NHS to Begin Performing Hand Transplants
Beginning this year NHS patients in England will become some of the first in the world to benefit from publicly-funded pioneering hand and upper arm transplants, according to a release issued by NHS England.
Leeds Teaching Hospital NHS Trust has been given the green light to begin assessing suitable adult candidates beginning in April. Potential patients need to pass both a psychological and physiological screening. Each operation is estimated to cost $70,000 (£50,000) last anywhere from 6 to 16 hours, and require a team of four teams of surgeons working simultaneously.
Plastic surgeon professor Simon Kay will be leading this program. Kay performed the UK’s first, and to date only, successful hand transplant in 2012.
In addition to the screening the patients must go through, the donor limb must also match a number of criteria, such as blood type, size, and skin tone. Unlike current prosthetics, the new hands will be warm to the touch and be able to move with greater dexterity than current options.
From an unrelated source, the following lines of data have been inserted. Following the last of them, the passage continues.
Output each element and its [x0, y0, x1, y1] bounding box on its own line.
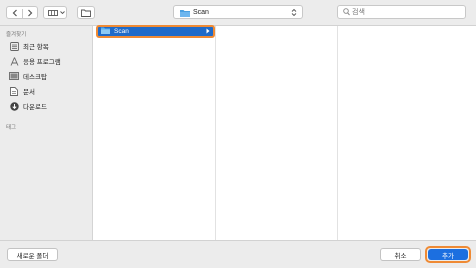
search-input[interactable] — [352, 7, 452, 17]
recent-items-icon — [9, 41, 19, 51]
nav-divider — [22, 9, 23, 18]
search-icon — [343, 8, 350, 18]
list-item[interactable]: Scan — [96, 25, 215, 38]
sidebar-item-documents[interactable]: 문서 — [9, 86, 35, 96]
applications-icon — [9, 56, 19, 66]
sidebar-item-applications[interactable]: 응용 프로그램 — [9, 56, 61, 66]
columns-view-icon — [48, 10, 58, 16]
add-button[interactable]: 추가 — [428, 249, 468, 260]
sidebar-item-label: 최근 항목 — [23, 44, 49, 51]
sidebar-item-recent[interactable]: 최근 항목 — [9, 41, 49, 51]
add-button-focus-ring: 추가 — [425, 246, 471, 263]
folder-outline-icon — [81, 9, 91, 17]
nav-buttons — [6, 6, 38, 19]
tags-section-label: 태그 — [6, 125, 17, 131]
toolbar: Scan — [0, 0, 476, 26]
sidebar-item-label: 응용 프로그램 — [23, 59, 61, 66]
folder-name: Scan — [114, 28, 129, 35]
forward-arrow-icon[interactable] — [26, 9, 34, 17]
updown-chevron-icon — [291, 8, 297, 19]
location-dropdown[interactable]: Scan — [173, 5, 303, 19]
documents-icon — [9, 86, 19, 96]
view-options-button[interactable] — [43, 6, 67, 19]
bottom-bar: 새로운 폴더 취소 추가 — [0, 240, 476, 268]
new-folder-button[interactable]: 새로운 폴더 — [7, 248, 58, 261]
desktop-icon — [9, 71, 19, 81]
sidebar-item-downloads[interactable]: 다운로드 — [9, 101, 47, 111]
chevron-down-icon — [60, 10, 65, 15]
sidebar: 즐겨찾기 최근 항목 응용 프로그램 데스크탑 문서 다운로드 태그 — [0, 26, 92, 240]
folder-icon — [101, 27, 110, 36]
sidebar-item-label: 다운로드 — [23, 104, 47, 111]
chevron-right-icon — [206, 28, 210, 36]
location-label: Scan — [193, 9, 209, 16]
downloads-icon — [9, 101, 19, 111]
search-field[interactable] — [337, 5, 466, 19]
column-browser: Scan — [92, 25, 476, 240]
folder-icon — [180, 9, 190, 19]
sidebar-item-desktop[interactable]: 데스크탑 — [9, 71, 47, 81]
group-folders-button[interactable] — [77, 6, 95, 19]
sidebar-item-label: 문서 — [23, 89, 35, 96]
back-arrow-icon[interactable] — [11, 9, 19, 17]
sidebar-item-label: 데스크탑 — [23, 74, 47, 81]
favorites-section-label: 즐겨찾기 — [6, 32, 27, 38]
column-divider[interactable] — [215, 26, 216, 240]
column-divider[interactable] — [337, 26, 338, 240]
cancel-button[interactable]: 취소 — [380, 248, 421, 261]
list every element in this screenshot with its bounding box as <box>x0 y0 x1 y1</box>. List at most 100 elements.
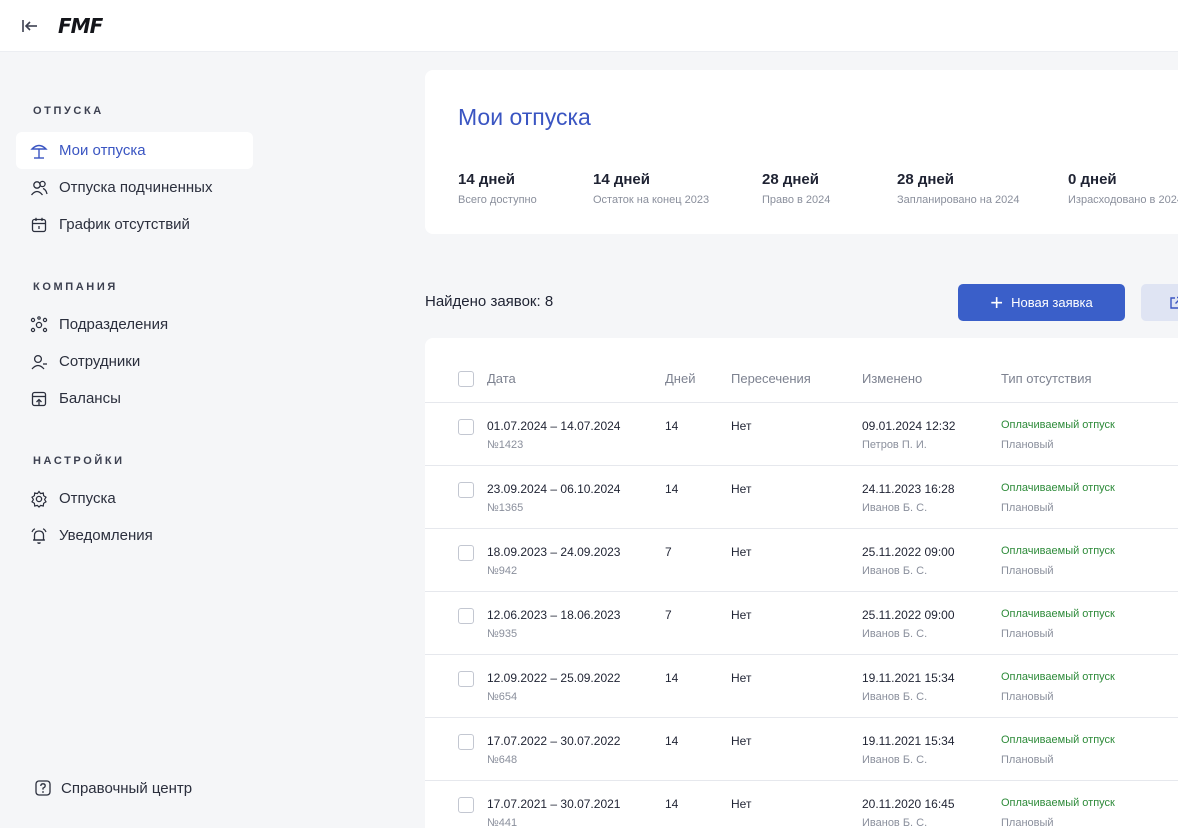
stat-value: 28 дней <box>762 171 819 188</box>
sidebar: ОТПУСКА Мои отпуска Отпуска подчиненных … <box>0 53 270 828</box>
select-all-checkbox[interactable] <box>458 371 474 387</box>
found-count: Найдено заявок: 8 <box>425 293 554 310</box>
row-number: №1365 <box>487 502 524 514</box>
row-dates: 18.09.2023 – 24.09.2023 <box>487 545 621 559</box>
section-title-company: КОМПАНИЯ <box>33 281 118 293</box>
row-dates: 12.06.2023 – 18.06.2023 <box>487 608 621 622</box>
stat-value: 14 дней <box>458 171 515 188</box>
row-checkbox[interactable] <box>458 419 474 435</box>
row-dates: 12.09.2022 – 25.09.2022 <box>487 671 621 685</box>
sidebar-item-label: Отпуска <box>59 490 116 507</box>
row-kind: Плановый <box>1001 502 1054 514</box>
org-structure-icon <box>30 315 48 334</box>
plus-icon: + <box>990 289 1004 315</box>
stat-label: Израсходовано в 2024 <box>1068 194 1178 206</box>
sidebar-item-my-vacations[interactable]: Мои отпуска <box>16 132 253 169</box>
new-request-button[interactable]: + Новая заявка <box>958 284 1125 321</box>
section-title-settings: НАСТРОЙКИ <box>33 455 125 467</box>
row-number: №654 <box>487 691 518 703</box>
row-dates: 01.07.2024 – 14.07.2024 <box>487 419 621 433</box>
requests-table: Дата Дней Пересечения Изменено Тип отсут… <box>425 338 1178 828</box>
row-type: Оплачиваемый отпуск <box>1001 608 1115 620</box>
row-author: Иванов Б. С. <box>862 565 928 577</box>
row-checkbox[interactable] <box>458 545 474 561</box>
sidebar-item-balances[interactable]: Балансы <box>16 380 253 417</box>
row-days: 14 <box>665 482 679 496</box>
row-kind: Плановый <box>1001 565 1054 577</box>
row-checkbox[interactable] <box>458 797 474 813</box>
table-row[interactable]: 17.07.2021 – 30.07.2021 №441 14 Нет 20.1… <box>425 780 1178 828</box>
row-changed: 25.11.2022 09:00 <box>862 545 955 559</box>
row-changed: 20.11.2020 16:45 <box>862 797 955 811</box>
page-title: Мои отпуска <box>458 104 591 130</box>
sidebar-item-label: Мои отпуска <box>59 142 146 159</box>
row-days: 7 <box>665 545 672 559</box>
stat-label: Всего доступно <box>458 194 537 206</box>
row-author: Иванов Б. С. <box>862 817 928 828</box>
table-row[interactable]: 18.09.2023 – 24.09.2023 №942 7 Нет 25.11… <box>425 528 1178 591</box>
row-type: Оплачиваемый отпуск <box>1001 419 1115 431</box>
row-author: Иванов Б. С. <box>862 628 928 640</box>
sidebar-item-departments[interactable]: Подразделения <box>16 306 253 343</box>
row-type: Оплачиваемый отпуск <box>1001 797 1115 809</box>
table-row[interactable]: 17.07.2022 – 30.07.2022 №648 14 Нет 19.1… <box>425 717 1178 780</box>
sidebar-item-label: Подразделения <box>59 316 169 333</box>
logo[interactable]: FMF <box>58 14 103 38</box>
row-author: Иванов Б. С. <box>862 502 928 514</box>
stat-label: Остаток на конец 2023 <box>593 194 710 206</box>
row-checkbox[interactable] <box>458 608 474 624</box>
column-header-date[interactable]: Дата <box>487 371 516 386</box>
column-header-absence-type[interactable]: Тип отсутствия <box>1001 371 1092 386</box>
column-header-changed[interactable]: Изменено <box>862 371 922 386</box>
table-row[interactable]: 12.09.2022 – 25.09.2022 №654 14 Нет 19.1… <box>425 654 1178 717</box>
vacation-summary-card: Мои отпуска 14 дней Всего доступно 14 дн… <box>425 70 1178 234</box>
stat-spent: 0 дней Израсходовано в 2024 <box>1068 171 1178 206</box>
users-icon <box>30 179 48 197</box>
row-dates: 23.09.2024 – 06.10.2024 <box>487 482 621 496</box>
row-type: Оплачиваемый отпуск <box>1001 734 1115 746</box>
new-request-label: Новая заявка <box>1011 295 1093 310</box>
row-changed: 19.11.2021 15:34 <box>862 671 955 685</box>
row-checkbox[interactable] <box>458 482 474 498</box>
sidebar-item-absence-schedule[interactable]: График отсутствий <box>16 206 253 243</box>
row-author: Петров П. И. <box>862 439 927 451</box>
collapse-sidebar-icon[interactable] <box>20 16 40 36</box>
row-kind: Плановый <box>1001 691 1054 703</box>
row-intersections: Нет <box>731 545 752 559</box>
row-days: 7 <box>665 608 672 622</box>
row-author: Иванов Б. С. <box>862 691 928 703</box>
stat-value: 14 дней <box>593 171 650 188</box>
row-days: 14 <box>665 734 679 748</box>
row-kind: Плановый <box>1001 754 1054 766</box>
sidebar-item-label: Уведомления <box>59 527 153 544</box>
row-type: Оплачиваемый отпуск <box>1001 671 1115 683</box>
beach-umbrella-icon <box>30 142 48 160</box>
section-title-vacations: ОТПУСКА <box>33 105 104 117</box>
stat-value: 28 дней <box>897 171 954 188</box>
row-intersections: Нет <box>731 608 752 622</box>
column-header-intersections[interactable]: Пересечения <box>731 371 811 386</box>
export-button[interactable] <box>1141 284 1178 321</box>
row-dates: 17.07.2022 – 30.07.2022 <box>487 734 621 748</box>
table-row[interactable]: 23.09.2024 – 06.10.2024 №1365 14 Нет 24.… <box>425 465 1178 528</box>
help-center-link[interactable]: Справочный центр <box>34 779 192 797</box>
stat-value: 0 дней <box>1068 171 1117 188</box>
table-row[interactable]: 01.07.2024 – 14.07.2024 №1423 14 Нет 09.… <box>425 402 1178 465</box>
row-intersections: Нет <box>731 671 752 685</box>
table-row[interactable]: 12.06.2023 – 18.06.2023 №935 7 Нет 25.11… <box>425 591 1178 654</box>
row-checkbox[interactable] <box>458 671 474 687</box>
sidebar-item-notifications[interactable]: Уведомления <box>16 517 253 554</box>
column-header-days[interactable]: Дней <box>665 371 695 386</box>
sidebar-item-label: Отпуска подчиненных <box>59 179 213 196</box>
row-intersections: Нет <box>731 482 752 496</box>
row-dates: 17.07.2021 – 30.07.2021 <box>487 797 621 811</box>
row-number: №935 <box>487 628 518 640</box>
stat-total-available: 14 дней Всего доступно <box>458 171 537 206</box>
gear-icon <box>30 490 48 508</box>
row-checkbox[interactable] <box>458 734 474 750</box>
stat-label: Право в 2024 <box>762 194 831 206</box>
sidebar-item-employees[interactable]: Сотрудники <box>16 343 253 380</box>
sidebar-item-vacation-settings[interactable]: Отпуска <box>16 480 253 517</box>
row-changed: 24.11.2023 16:28 <box>862 482 955 496</box>
sidebar-item-subordinates-vacations[interactable]: Отпуска подчиненных <box>16 169 253 206</box>
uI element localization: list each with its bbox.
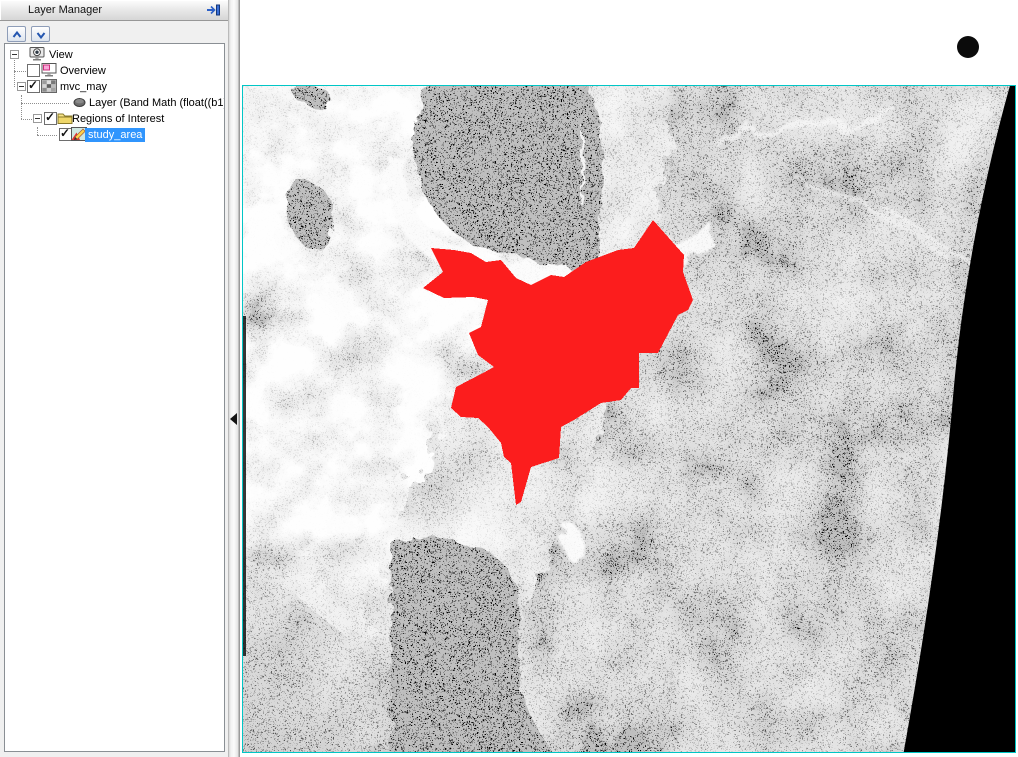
check-mark: ✓ <box>60 126 70 140</box>
satellite-image[interactable] <box>243 86 1015 752</box>
tree-item-regions-of-interest[interactable]: ✓ Regions of Interest <box>5 111 224 127</box>
envi-window: Layer Manager <box>0 0 1018 757</box>
move-layer-up-button[interactable] <box>7 26 26 42</box>
tree-item-label[interactable]: Layer (Band Math (float((b1)- <box>89 96 225 110</box>
layer-toolbar <box>0 21 228 43</box>
layer-manager-panel: Layer Manager <box>0 0 228 757</box>
layer-checkbox[interactable]: ✓ <box>27 80 40 93</box>
tree-item-mvc-may[interactable]: ✓ mvc_may <box>5 79 224 95</box>
chevron-up-icon <box>11 29 23 41</box>
check-mark: ✓ <box>45 110 55 124</box>
layer-checkbox[interactable]: ✓ <box>44 112 57 125</box>
folder-icon <box>57 111 73 125</box>
tree-item-overview[interactable]: Overview <box>5 63 224 79</box>
speckle-layer <box>243 86 1015 752</box>
collapse-toggle[interactable] <box>17 82 26 91</box>
tree-item-label[interactable]: mvc_may <box>60 80 107 94</box>
layer-checkbox[interactable] <box>27 64 40 77</box>
minus-glyph <box>35 118 40 119</box>
view-area <box>240 0 1018 757</box>
minus-glyph <box>12 54 17 55</box>
raster-icon <box>41 79 57 93</box>
layer-manager-titlebar[interactable]: Layer Manager <box>0 0 228 21</box>
tree-item-label[interactable]: Overview <box>60 64 106 78</box>
collapse-toggle[interactable] <box>10 50 19 59</box>
view-icon <box>29 47 45 61</box>
tree-item-view[interactable]: View <box>5 47 224 63</box>
panel-splitter[interactable] <box>228 0 240 757</box>
tree-item-band-math-layer[interactable]: Layer (Band Math (float((b1)- <box>5 95 224 111</box>
tree-item-label[interactable]: View <box>49 48 73 62</box>
dock-panel-icon[interactable] <box>206 3 222 17</box>
tree-item-label[interactable]: study_area <box>85 128 145 142</box>
black-dot <box>957 36 979 58</box>
left-edge-strip <box>243 316 246 656</box>
image-viewport[interactable] <box>242 85 1016 753</box>
tree-item-label[interactable]: Regions of Interest <box>72 112 164 126</box>
move-layer-down-button[interactable] <box>31 26 50 42</box>
band-icon <box>73 97 89 111</box>
layer-tree: View Overview ✓ <box>4 43 225 752</box>
collapse-panel-arrow-icon[interactable] <box>230 413 237 425</box>
chevron-down-icon <box>35 29 47 41</box>
tree-item-study-area[interactable]: ✓ study_area <box>5 127 224 143</box>
collapse-toggle[interactable] <box>33 114 42 123</box>
overview-icon <box>41 63 57 77</box>
panel-title: Layer Manager <box>28 0 102 20</box>
check-mark: ✓ <box>28 78 38 92</box>
minus-glyph <box>19 86 24 87</box>
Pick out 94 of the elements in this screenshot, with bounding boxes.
This is achieved by joining the bones in the hand together with titanium plates, then key muscles and tendons are attached. Surgeons then connect the major blood vessels using microsurgery. After the blood begins flowing into the hand, the remaining nerves, muscles and tendons are attached before the skin is stitched up. Some sensation of touch returns almost immediately, but it usually takes approximately 18 months before full mobility and sensations return, according to IFLScience.com. Patients are then required to take immune-suppressant drugs for the rest of their lives to stop their body from rejecting the hand.